William L. Anderson said...

Regarding capital investment in places like Norway and Sweden, Alaskaman says that these countries have capital gains rates that are higher than ours yet have plenty of capital investment.

I'm not familiar with capital investment in those countries, but I hardly believe that if the governments of Sweden and Norway are hostile to private capital investment, that there would be much of it. Because I don't know about capital there or the policies regarding capital other than what Alaskaman said, I can't comment on that subject.

What he seemed to be saying was that capital investment is automatic, no matter what the government in power might have for a policy on such investment. That I cannot believe. If the incentives for private capital investment all are negative, then there won't be capital and, ultimately, the economies will fall behind.
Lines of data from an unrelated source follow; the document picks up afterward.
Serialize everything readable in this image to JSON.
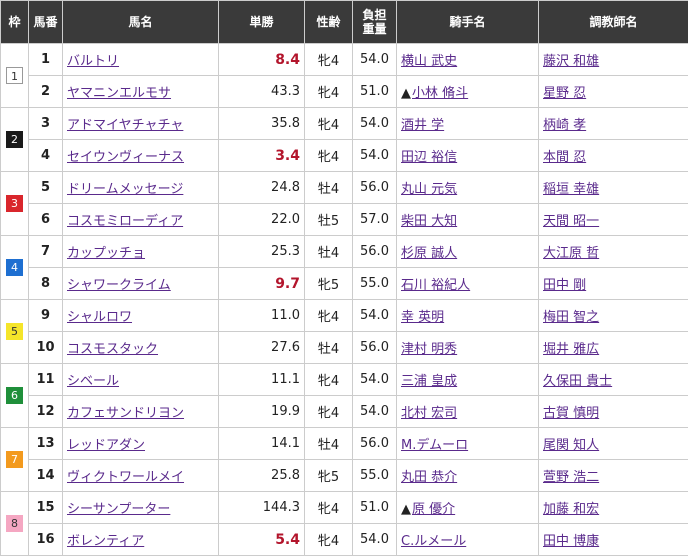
{
  "headers": {
    "waku": "枠",
    "umaban": "馬番",
    "horse": "馬名",
    "odds": "単勝",
    "sexage": "性齢",
    "weight_line1": "負担",
    "weight_line2": "重量",
    "jockey": "騎手名",
    "trainer": "調教師名"
  },
  "rows": [
    {
      "waku": "1",
      "waku_bg": "#ffffff",
      "waku_fg": "#333333",
      "num": "1",
      "horse": "バルトリ",
      "odds": "8.4",
      "top": true,
      "sex": "牝4",
      "weight": "54.0",
      "mark": "",
      "jockey": "横山 武史",
      "trainer": "藤沢 和雄"
    },
    {
      "waku": "",
      "num": "2",
      "horse": "ヤマニンエルモサ",
      "odds": "43.3",
      "top": false,
      "sex": "牝4",
      "weight": "51.0",
      "mark": "▲",
      "jockey": "小林 脩斗",
      "trainer": "星野 忍"
    },
    {
      "waku": "2",
      "waku_bg": "#1a1a1a",
      "waku_fg": "#ffffff",
      "num": "3",
      "horse": "アドマイヤチャチャ",
      "odds": "35.8",
      "top": false,
      "sex": "牝4",
      "weight": "54.0",
      "mark": "",
      "jockey": "酒井 学",
      "trainer": "柄崎 孝"
    },
    {
      "waku": "",
      "num": "4",
      "horse": "セイウンヴィーナス",
      "odds": "3.4",
      "top": true,
      "sex": "牝4",
      "weight": "54.0",
      "mark": "",
      "jockey": "田辺 裕信",
      "trainer": "本間 忍"
    },
    {
      "waku": "3",
      "waku_bg": "#d9262c",
      "waku_fg": "#ffffff",
      "num": "5",
      "horse": "ドリームメッセージ",
      "odds": "24.8",
      "top": false,
      "sex": "牡4",
      "weight": "56.0",
      "mark": "",
      "jockey": "丸山 元気",
      "trainer": "稲垣 幸雄"
    },
    {
      "waku": "",
      "num": "6",
      "horse": "コスモミローディア",
      "odds": "22.0",
      "top": false,
      "sex": "牡5",
      "weight": "57.0",
      "mark": "",
      "jockey": "柴田 大知",
      "trainer": "天間 昭一"
    },
    {
      "waku": "4",
      "waku_bg": "#1e6fd1",
      "waku_fg": "#ffffff",
      "num": "7",
      "horse": "カップッチョ",
      "odds": "25.3",
      "top": false,
      "sex": "牡4",
      "weight": "56.0",
      "mark": "",
      "jockey": "杉原 誠人",
      "trainer": "大江原 哲"
    },
    {
      "waku": "",
      "num": "8",
      "horse": "シャワークライム",
      "odds": "9.7",
      "top": true,
      "sex": "牝5",
      "weight": "55.0",
      "mark": "",
      "jockey": "石川 裕紀人",
      "trainer": "田中 剛"
    },
    {
      "waku": "5",
      "waku_bg": "#f5e52a",
      "waku_fg": "#333333",
      "num": "9",
      "horse": "シャルロワ",
      "odds": "11.0",
      "top": false,
      "sex": "牝4",
      "weight": "54.0",
      "mark": "",
      "jockey": "幸 英明",
      "trainer": "梅田 智之"
    },
    {
      "waku": "",
      "num": "10",
      "horse": "コスモスタック",
      "odds": "27.6",
      "top": false,
      "sex": "牡4",
      "weight": "56.0",
      "mark": "",
      "jockey": "津村 明秀",
      "trainer": "堀井 雅広"
    },
    {
      "waku": "6",
      "waku_bg": "#1f8f3a",
      "waku_fg": "#ffffff",
      "num": "11",
      "horse": "シベール",
      "odds": "11.1",
      "top": false,
      "sex": "牝4",
      "weight": "54.0",
      "mark": "",
      "jockey": "三浦 皇成",
      "trainer": "久保田 貴士"
    },
    {
      "waku": "",
      "num": "12",
      "horse": "カフェサンドリヨン",
      "odds": "19.9",
      "top": false,
      "sex": "牝4",
      "weight": "54.0",
      "mark": "",
      "jockey": "北村 宏司",
      "trainer": "古賀 慎明"
    },
    {
      "waku": "7",
      "waku_bg": "#f39a1e",
      "waku_fg": "#ffffff",
      "num": "13",
      "horse": "レッドアダン",
      "odds": "14.1",
      "top": false,
      "sex": "牡4",
      "weight": "56.0",
      "mark": "",
      "jockey": "M.デムーロ",
      "trainer": "尾関 知人"
    },
    {
      "waku": "",
      "num": "14",
      "horse": "ヴィクトワールメイ",
      "odds": "25.8",
      "top": false,
      "sex": "牝5",
      "weight": "55.0",
      "mark": "",
      "jockey": "丸田 恭介",
      "trainer": "萱野 浩二"
    },
    {
      "waku": "8",
      "waku_bg": "#f5a7c2",
      "waku_fg": "#333333",
      "num": "15",
      "horse": "シーサンプーター",
      "odds": "144.3",
      "top": false,
      "sex": "牝4",
      "weight": "51.0",
      "mark": "▲",
      "jockey": "原 優介",
      "trainer": "加藤 和宏"
    },
    {
      "waku": "",
      "num": "16",
      "horse": "ボレンティア",
      "odds": "5.4",
      "top": true,
      "sex": "牝4",
      "weight": "54.0",
      "mark": "",
      "jockey": "C.ルメール",
      "trainer": "田中 博康"
    }
  ]
}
But I cannot comment on what I don't know, but since Alaskaman declared that my lack of commentary was a reflection that I was a liar, I decided that he had stepped over the line. I don't mind the questions and even some of the abuse, and since he also posts anonymously, I figured I had experienced enough. He can go post elsewhere.

William L. Anderson said...

As you have noticed, I have gone to moderated comments. My apologies, but since someone is obsessed with the comments section and is attempting to be disruptive, I believe I have no other choice. Again, my apologies.